It’s not THAT the wind is blowing, it’s WHAT the wind is blowing. Wind may lean rice, but wind carrying rain is really what gets it down. All things considered, it’s surprising that more rice acres aren’t down in the wake of Hurricane Harvey
Estimates last week filed under “way too early to guess” were about 80,000 acres or 10% of rice acres remaining in the field may have been lodged. Now after more observations, it appears that 40,000 acres or 5% or remainin acres are probably lodged. Nobody likes downed rice, but it could have been worse – much worse.
Many farmers have gotten back to harvesting and, overall, most continue to be very happy with yields. It does sound as though south Arkansas will be happier than north Arkansas, based on early estimates, but we still have a long way to go on that.

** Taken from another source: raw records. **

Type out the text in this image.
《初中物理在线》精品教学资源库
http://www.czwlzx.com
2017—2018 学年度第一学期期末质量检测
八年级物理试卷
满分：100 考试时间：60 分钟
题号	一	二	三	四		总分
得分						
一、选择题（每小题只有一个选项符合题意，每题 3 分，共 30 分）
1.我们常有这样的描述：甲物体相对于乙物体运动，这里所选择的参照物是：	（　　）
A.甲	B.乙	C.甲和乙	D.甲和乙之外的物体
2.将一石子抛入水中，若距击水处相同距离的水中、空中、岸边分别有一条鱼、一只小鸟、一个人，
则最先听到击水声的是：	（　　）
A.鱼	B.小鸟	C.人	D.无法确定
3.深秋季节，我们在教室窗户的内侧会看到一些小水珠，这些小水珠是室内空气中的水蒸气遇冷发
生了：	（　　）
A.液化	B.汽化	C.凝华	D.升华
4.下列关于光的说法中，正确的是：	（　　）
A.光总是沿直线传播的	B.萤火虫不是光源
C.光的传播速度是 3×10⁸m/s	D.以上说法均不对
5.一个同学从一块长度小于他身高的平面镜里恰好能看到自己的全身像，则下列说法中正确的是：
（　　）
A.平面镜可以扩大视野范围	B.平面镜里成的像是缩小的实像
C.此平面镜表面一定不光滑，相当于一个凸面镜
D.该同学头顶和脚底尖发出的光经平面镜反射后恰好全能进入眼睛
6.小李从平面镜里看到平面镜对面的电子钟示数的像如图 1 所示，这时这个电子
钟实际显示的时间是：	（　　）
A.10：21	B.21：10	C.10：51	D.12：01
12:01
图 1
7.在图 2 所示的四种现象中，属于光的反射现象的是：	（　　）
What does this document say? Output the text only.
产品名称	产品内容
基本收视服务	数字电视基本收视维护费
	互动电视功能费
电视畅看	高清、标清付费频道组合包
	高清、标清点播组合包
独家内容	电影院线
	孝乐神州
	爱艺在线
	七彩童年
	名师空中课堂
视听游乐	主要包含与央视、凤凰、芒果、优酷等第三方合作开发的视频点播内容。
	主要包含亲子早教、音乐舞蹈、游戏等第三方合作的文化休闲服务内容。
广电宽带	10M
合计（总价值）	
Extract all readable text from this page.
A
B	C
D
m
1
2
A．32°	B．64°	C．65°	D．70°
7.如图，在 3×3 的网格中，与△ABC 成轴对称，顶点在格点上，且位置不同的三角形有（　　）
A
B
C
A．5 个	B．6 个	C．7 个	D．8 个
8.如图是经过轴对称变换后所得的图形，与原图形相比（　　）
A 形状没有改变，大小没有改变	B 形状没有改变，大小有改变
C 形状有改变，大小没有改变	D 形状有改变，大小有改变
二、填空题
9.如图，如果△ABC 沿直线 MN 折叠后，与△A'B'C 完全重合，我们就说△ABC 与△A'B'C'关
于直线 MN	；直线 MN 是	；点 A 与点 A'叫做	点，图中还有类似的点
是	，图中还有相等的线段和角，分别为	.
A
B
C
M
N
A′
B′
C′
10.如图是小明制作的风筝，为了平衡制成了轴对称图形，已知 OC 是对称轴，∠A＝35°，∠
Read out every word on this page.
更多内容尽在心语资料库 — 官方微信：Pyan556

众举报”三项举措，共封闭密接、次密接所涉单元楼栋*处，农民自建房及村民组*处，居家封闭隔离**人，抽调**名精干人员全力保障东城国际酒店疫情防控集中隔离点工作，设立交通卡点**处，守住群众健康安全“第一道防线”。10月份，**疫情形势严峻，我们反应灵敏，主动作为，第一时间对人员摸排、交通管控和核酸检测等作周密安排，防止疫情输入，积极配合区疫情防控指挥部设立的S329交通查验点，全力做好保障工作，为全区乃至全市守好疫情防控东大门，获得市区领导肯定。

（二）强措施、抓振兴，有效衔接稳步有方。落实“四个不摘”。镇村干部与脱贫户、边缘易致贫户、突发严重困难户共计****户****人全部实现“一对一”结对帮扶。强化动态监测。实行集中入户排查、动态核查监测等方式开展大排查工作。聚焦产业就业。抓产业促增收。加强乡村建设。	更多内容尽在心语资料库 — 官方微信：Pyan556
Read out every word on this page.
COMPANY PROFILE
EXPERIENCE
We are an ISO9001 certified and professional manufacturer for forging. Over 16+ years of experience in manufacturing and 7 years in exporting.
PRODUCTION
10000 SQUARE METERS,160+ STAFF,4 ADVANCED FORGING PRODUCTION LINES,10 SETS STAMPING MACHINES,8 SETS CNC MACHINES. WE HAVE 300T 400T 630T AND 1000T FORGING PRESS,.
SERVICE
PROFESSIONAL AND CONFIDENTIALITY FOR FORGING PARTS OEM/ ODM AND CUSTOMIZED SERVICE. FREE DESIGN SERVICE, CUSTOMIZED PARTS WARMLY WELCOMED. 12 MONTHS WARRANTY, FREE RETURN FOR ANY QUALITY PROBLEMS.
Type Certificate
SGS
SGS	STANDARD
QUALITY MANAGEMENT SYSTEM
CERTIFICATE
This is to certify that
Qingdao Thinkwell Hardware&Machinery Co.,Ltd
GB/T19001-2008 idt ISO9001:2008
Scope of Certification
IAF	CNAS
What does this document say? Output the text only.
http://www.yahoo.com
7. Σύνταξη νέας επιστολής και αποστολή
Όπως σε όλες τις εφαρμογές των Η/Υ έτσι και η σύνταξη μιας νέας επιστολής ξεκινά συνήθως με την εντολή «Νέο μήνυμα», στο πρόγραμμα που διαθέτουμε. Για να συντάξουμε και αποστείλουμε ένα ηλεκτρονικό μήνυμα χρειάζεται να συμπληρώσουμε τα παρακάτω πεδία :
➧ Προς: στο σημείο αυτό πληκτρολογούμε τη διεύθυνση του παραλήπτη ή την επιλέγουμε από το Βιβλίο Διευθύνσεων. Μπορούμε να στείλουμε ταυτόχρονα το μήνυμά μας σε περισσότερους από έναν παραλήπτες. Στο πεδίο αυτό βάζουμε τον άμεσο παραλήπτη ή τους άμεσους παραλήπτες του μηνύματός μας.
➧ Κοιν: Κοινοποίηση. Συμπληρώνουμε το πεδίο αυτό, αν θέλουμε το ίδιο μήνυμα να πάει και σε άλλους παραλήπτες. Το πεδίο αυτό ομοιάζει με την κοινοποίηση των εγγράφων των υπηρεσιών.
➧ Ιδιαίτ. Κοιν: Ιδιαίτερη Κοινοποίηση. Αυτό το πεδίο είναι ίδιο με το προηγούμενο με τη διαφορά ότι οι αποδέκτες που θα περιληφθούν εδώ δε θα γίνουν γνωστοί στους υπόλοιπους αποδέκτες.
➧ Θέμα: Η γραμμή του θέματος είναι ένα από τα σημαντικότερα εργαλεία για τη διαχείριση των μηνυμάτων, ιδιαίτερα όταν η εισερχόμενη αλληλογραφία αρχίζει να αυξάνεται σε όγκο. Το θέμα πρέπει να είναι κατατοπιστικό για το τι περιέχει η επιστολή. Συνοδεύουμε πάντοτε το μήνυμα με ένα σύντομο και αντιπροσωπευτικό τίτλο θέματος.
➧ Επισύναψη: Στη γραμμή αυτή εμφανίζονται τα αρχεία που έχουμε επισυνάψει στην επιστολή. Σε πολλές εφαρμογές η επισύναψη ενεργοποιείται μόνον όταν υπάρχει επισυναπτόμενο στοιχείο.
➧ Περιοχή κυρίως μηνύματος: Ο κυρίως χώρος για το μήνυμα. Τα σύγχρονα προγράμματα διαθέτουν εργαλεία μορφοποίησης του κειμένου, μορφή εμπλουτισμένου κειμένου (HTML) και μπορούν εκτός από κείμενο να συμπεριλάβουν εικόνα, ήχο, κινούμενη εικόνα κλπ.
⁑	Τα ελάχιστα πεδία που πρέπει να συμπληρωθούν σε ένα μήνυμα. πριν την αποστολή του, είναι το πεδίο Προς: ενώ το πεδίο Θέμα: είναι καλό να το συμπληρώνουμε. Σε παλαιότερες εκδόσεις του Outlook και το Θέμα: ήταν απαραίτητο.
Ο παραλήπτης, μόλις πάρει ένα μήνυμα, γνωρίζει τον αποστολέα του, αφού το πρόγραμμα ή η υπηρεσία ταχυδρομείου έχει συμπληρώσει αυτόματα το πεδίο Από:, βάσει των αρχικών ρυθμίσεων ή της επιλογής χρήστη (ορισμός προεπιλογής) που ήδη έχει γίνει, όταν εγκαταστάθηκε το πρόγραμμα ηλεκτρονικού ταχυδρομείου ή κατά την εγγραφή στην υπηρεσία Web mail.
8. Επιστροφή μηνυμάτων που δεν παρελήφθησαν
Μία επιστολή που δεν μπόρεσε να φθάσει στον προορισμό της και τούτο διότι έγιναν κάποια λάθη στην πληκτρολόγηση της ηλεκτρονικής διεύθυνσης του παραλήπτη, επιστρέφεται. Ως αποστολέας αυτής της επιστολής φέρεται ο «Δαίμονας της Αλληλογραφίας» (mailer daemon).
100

Milling yields have been variable at times, unfortunately. The inconsistent weather pattern we’ve been in, combined with rainfall, have kept grain moisture elevated, so rice held in the field longer than normal. That may have hur overall head rice yields. However, it’s definitely better than last year and more recent numbers are showing continued improvement.
Harvestable Rice Contacted by Floodwater Cannot Enter Food Channel
Harvestable rice grain that has been submerged or has come into contact with floodwater in any way is considered to be “adulterated” and should not enter human food channels, according to the FDA. FDA recommends that these crops be disposed of in a manner that ensures they are kept separate from crops that have not been flood-damaged to ensure they do not adulterate “clean” crops. Adulterated, meaning contaminated or impure.
Our recommendations are the same – keep the flood affected crop separate from the clean crop. Work out the details of where the grain is going so that it is kept separate and cannot enter human food channels. We definitely want to avoid contaminating any more grain that what we already have.
I believe there are very few acres this is relevant for but it is worth noting. Read here under Section III if you want to learn more.
Salting Downed Rice
While lodging from Hurricane Harvey has not been as bad as initially feared overall, there is still enough out there to hurt. With that, there have been numerous continued questions about salting rice that is lodged.
To repeat from previous weeks – salt (sodium chlorate) only affects the rice tissue it hits. So, if you salt lodged rice, only the rice on top salt will dry down and what’s underneath will remain green.
If there is a lot of lodging in the field, then you’ll end up with two completely different sets of grain in your hopper at harvest – half higher moisture and half lower moisture. The milling results will probably be very interesting, and not in a good way.